High school principal Brenda Petersen presented to the board three options for dealing with grading fourth quarter of the school year. The board went with the first option.

Students in the elementary grades and middle school will receive a social promotion to the next grade unless the student did not meet the first semester requirements.

In high school, “it’s a different beast” Petersen said. The high school transcript follows the student to other schools, whether they transfer to another high school or go on to trade school or colleges.

The third quarter ended March 13, the last day NBC was in session. Those grades are in the books. Fourth quarter grades, which have been done completely online, can’t hurt a student. If the fourth quarter grade is lower than third quarter, they will be given the third quarter grade again. If fourth quarter grades are higher that third quarter, the two will be averaged to come up with a score.
However, if the student doesn’t do any work in the fourth quarter, they will not receive a passing grade for the semester.

“They have to participate in fourth quarter online activities to receive credit,” Petersen said.

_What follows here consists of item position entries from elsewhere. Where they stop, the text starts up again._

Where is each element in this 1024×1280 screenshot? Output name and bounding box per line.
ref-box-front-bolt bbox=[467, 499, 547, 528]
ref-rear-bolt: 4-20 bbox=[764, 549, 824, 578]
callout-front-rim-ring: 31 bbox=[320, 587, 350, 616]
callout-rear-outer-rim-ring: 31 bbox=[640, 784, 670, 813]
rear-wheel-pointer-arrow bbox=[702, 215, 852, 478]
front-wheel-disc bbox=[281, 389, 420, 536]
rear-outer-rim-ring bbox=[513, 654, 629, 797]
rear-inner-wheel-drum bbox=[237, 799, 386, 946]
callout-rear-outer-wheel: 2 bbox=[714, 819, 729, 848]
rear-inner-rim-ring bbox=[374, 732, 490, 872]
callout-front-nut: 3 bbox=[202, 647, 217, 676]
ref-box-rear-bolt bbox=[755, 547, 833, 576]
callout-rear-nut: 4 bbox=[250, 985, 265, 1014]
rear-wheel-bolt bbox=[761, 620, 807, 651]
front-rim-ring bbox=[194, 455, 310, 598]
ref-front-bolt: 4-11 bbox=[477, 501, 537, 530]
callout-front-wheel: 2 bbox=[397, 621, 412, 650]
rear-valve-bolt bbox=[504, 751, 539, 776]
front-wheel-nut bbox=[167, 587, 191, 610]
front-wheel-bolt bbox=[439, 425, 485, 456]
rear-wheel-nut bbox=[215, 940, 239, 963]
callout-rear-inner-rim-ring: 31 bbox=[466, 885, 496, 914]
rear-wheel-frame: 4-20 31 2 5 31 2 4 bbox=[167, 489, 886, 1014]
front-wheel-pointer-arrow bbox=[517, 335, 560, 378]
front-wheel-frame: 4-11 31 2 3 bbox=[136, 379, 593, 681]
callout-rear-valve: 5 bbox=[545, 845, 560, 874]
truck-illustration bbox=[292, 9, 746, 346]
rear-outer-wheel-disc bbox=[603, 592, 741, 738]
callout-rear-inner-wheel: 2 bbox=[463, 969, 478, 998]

Second semester grades will be listed on high school students’ transcripts, but they will not be figured into students’ grade point averages. There will be an asterisk after the grade to signify such.

Petersen said the teachers are modifying and adapting to help the students. Most are not taking off points for late work and are extending deadlines if students need more time. They are e-mailing and calling students or parents to help the students.

“So what we are really asking for is participation in the class activities,” Peterson said. “As long as the kids are trying, we’re gong to get them through.”

There will be no semester tests except in the college credit classes that require a final exam.

In consideration of graduation, Peterson said they do not want to break the seniors’ hearts twice. They hope to have a ceremony this summer, but it may come on short notice.

In other business, the board approved a $99,959.86 expenditure for the physical education curriculum. For the first time a K-12 curriculum will be used for the physical education classes to bring NBC up to national as well as the new state physical education standards. An expenditure of $52,900.51 will cover an elementary, middle and ninth grade comprehensive PE curriculum and supplies needed to implement such. Additional funds were requested for digital heart rate monitors, “Fitness for Life” equipment (offered in high school), and to update some equipment and maximize space in the weight room.

The board approved the hiring of Neely Vavrina for third grade, Ryan Birner for social studies, Kari Case for special education and Whitney Armstrong as high school secretary.

Those openings fill vacencies made by Randi Mimick taking the K-5 interventionist position (formerly Title I), Jon Baehr taking activity director position and other retirements or resignations.
This meeting was held virtually with board members in separate rooms connected by Striv camera equipment, which was also available to the public. The next scheduled meeting is May 11 at 7:30 p.m.